- Country: New Zealand
- Location: Kaipara District
- Coordinates: 36°5′25″S 174°20′50″E﻿ / ﻿36.09028°S 174.34722°E
- Status: Operating
- Construction cost: NZ$40 million
- Owner: Topu Tonu

Solar farm
- Type: Flat-panel PV

Power generation
- Nameplate capacity: 21 MW DC
- Annual net output: 32 GWh

= Papareireiā Solar Farm =

Power station in New Zealand

The Papareireiā Solar Farm, also known as the Ryman Healthcare Solar Farm, is a photovoltaic power station near Maungaturoto in the Kaipara District of New Zealand.

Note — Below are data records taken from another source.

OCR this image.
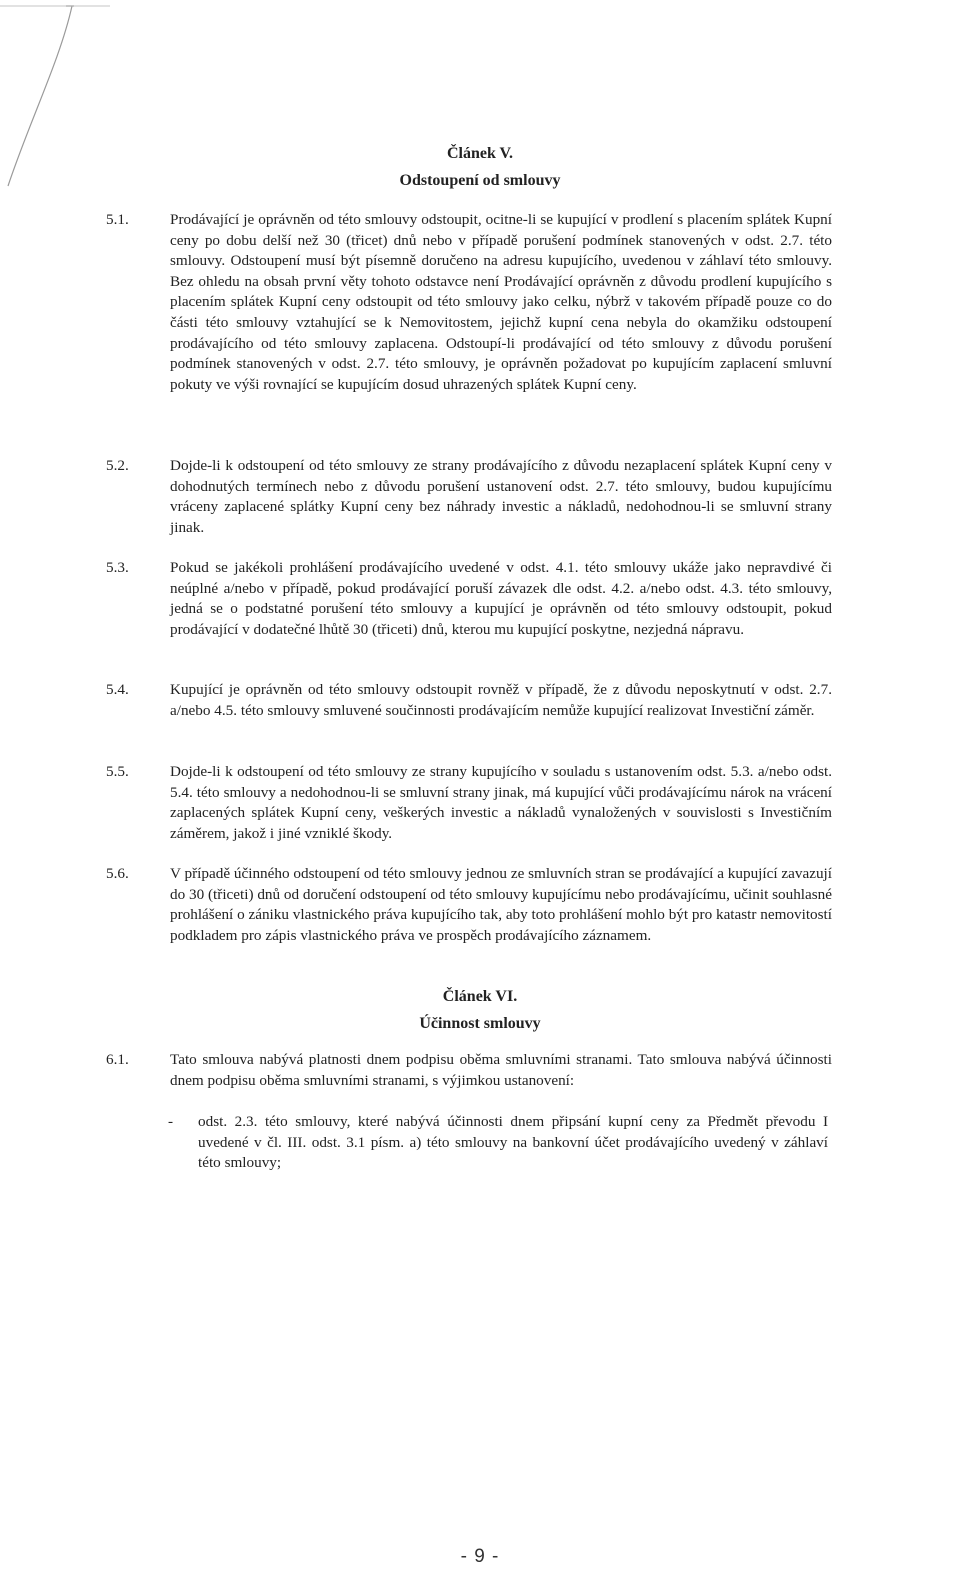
Článek V.
Odstoupení od smlouvy
5.1.	Prodávající je oprávněn od této smlouvy odstoupit, ocitne-li se kupující v prodlení s placením splátek Kupní ceny po dobu delší než 30 (třicet) dnů nebo v případě porušení podmínek stanovených v odst. 2.7. této smlouvy. Odstoupení musí být písemně doručeno na adresu kupujícího, uvedenou v záhlaví této smlouvy. Bez ohledu na obsah první věty tohoto odstavce není Prodávající oprávněn z důvodu prodlení kupujícího s placením splátek Kupní ceny odstoupit od této smlouvy jako celku, nýbrž v takovém případě pouze co do části této smlouvy vztahující se k Nemovitostem, jejichž kupní cena nebyla do okamžiku odstoupení prodávajícího od této smlouvy zaplacena. Odstoupí-li prodávající od této smlouvy z důvodu porušení podmínek stanovených v odst. 2.7. této smlouvy, je oprávněn požadovat po kupujícím zaplacení smluvní pokuty ve výši rovnající se kupujícím dosud uhrazených splátek Kupní ceny.
5.2.	Dojde-li k odstoupení od této smlouvy ze strany prodávajícího z důvodu nezaplacení splátek Kupní ceny v dohodnutých termínech nebo z důvodu porušení ustanovení odst. 2.7. této smlouvy, budou kupujícímu vráceny zaplacené splátky Kupní ceny bez náhrady investic a nákladů, nedohodnou-li se smluvní strany jinak.
5.3.	Pokud se jakékoli prohlášení prodávajícího uvedené v odst. 4.1. této smlouvy ukáže jako nepravdivé či neúplné a/nebo v případě, pokud prodávající poruší závazek dle odst. 4.2. a/nebo odst. 4.3. této smlouvy, jedná se o podstatné porušení této smlouvy a kupující je oprávněn od této smlouvy odstoupit, pokud prodávající v dodatečné lhůtě 30 (třiceti) dnů, kterou mu kupující poskytne, nezjedná nápravu.
5.4.	Kupující je oprávněn od této smlouvy odstoupit rovněž v případě, že z důvodu neposkytnutí v odst. 2.7. a/nebo 4.5. této smlouvy smluvené součinnosti prodávajícím nemůže kupující realizovat Investiční záměr.
5.5.	Dojde-li k odstoupení od této smlouvy ze strany kupujícího v souladu s ustanovením odst. 5.3. a/nebo odst. 5.4. této smlouvy a nedohodnou-li se smluvní strany jinak, má kupující vůči prodávajícímu nárok na vrácení zaplacených splátek Kupní ceny, veškerých investic a nákladů vynaložených v souvislosti s Investičním záměrem, jakož i jiné vzniklé škody.
5.6.	V případě účinného odstoupení od této smlouvy jednou ze smluvních stran se prodávající a kupující zavazují do 30 (třiceti) dnů od doručení odstoupení od této smlouvy kupujícímu nebo prodávajícímu, učinit souhlasné prohlášení o zániku vlastnického práva kupujícího tak, aby toto prohlášení mohlo být pro katastr nemovitostí podkladem pro zápis vlastnického práva ve prospěch prodávajícího záznamem.
Článek VI.
Účinnost smlouvy
6.1.	Tato smlouva nabývá platnosti dnem podpisu oběma smluvními stranami. Tato smlouva nabývá účinnosti dnem podpisu oběma smluvními stranami, s výjimkou ustanovení:
- odst. 2.3. této smlouvy, které nabývá účinnosti dnem připsání kupní ceny za Předmět převodu I uvedené v čl. III. odst. 3.1 písm. a) této smlouvy na bankovní účet prodávajícího uvedený v záhlaví této smlouvy;
- 9 -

The farm is owned by a partnership of Tupu Tonu, Harbour Infrastructure and Purpose Capital, and will generate 32 GWh of electricity a year, with a nameplate capacity of 21 MWp DC. Its output will be supplied to Ryman Healthcare, meeting roughly two thirds of the company's annual electricity needs.

The farm was initially developed by Ryman Healthcare and Solar Bay, with the aim of supplying all the company's sites via an exclusive supply agreement.

Construction began in November 2024. It was gifted the name Papareireiā, which refers to the rays of the sun being consumed by the land. It was officially commissioned in December 2025.